それがあることで安心して死んでいけるという、喜びと満足感を込めて使われます。
- 冥土(めいど):死後に行くとされるあの世、冥界。
- 土産(みやげ):持ち帰る贈り物。
語源・由来
「冥土」は仏教語で、死者の魂がさまよい行くとされる暗黒の世界を指す言葉です。
その冥土へ持っていく土産という発想から生まれた表現で、日本古来の仏教的な死生観や、祖霊信仰と結びついています。

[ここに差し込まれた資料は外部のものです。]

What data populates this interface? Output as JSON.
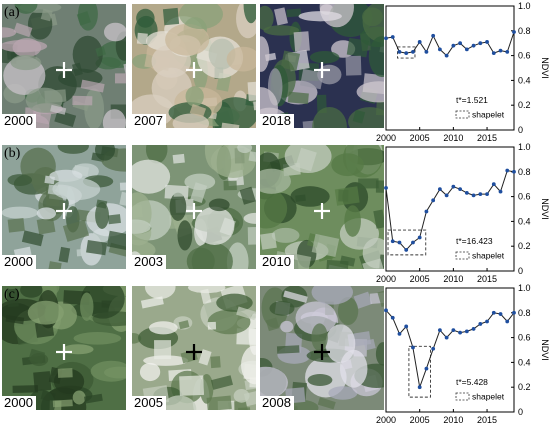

あの世へ旅立つ際にも、この世で得た良い思い出を「手土産」として持っていきたいという、素朴な願いが込められた言い回しだという説があります。
使い方・例文
「冥土の土産」は、人生の終盤に得た嬉しい出来事や、最後の願いがかなった喜びを語る際に使われます。
- 孫の顔を見られただけで、冥土の土産ができたよ。
- 憧れの選手と握手できて、冥土の土産話が一つ増えた。
- 故郷の桜をもう一度見られたら、それが冥土の土産だ。
「冥土」という言葉に見る、婉曲表現としての死生観
日本語には、死や死後の世界を直接言わずに表す婉曲表現が数多く存在します。
「冥土」「あの世」「彼岸」など、いずれも仏教用語や古い信仰に由来する言葉です。
「冥土の土産」という言い回しも、死そのものを恐れの対象としてではなく、旅立ちの一場面として穏やかに捉える発想から生まれました。
「土産」という日常的で温かい言葉と組み合わせることで、重く暗いはずの死の話題を、どこか微笑ましい響きに変えている点も、この言葉ならではの魅力といえるでしょう。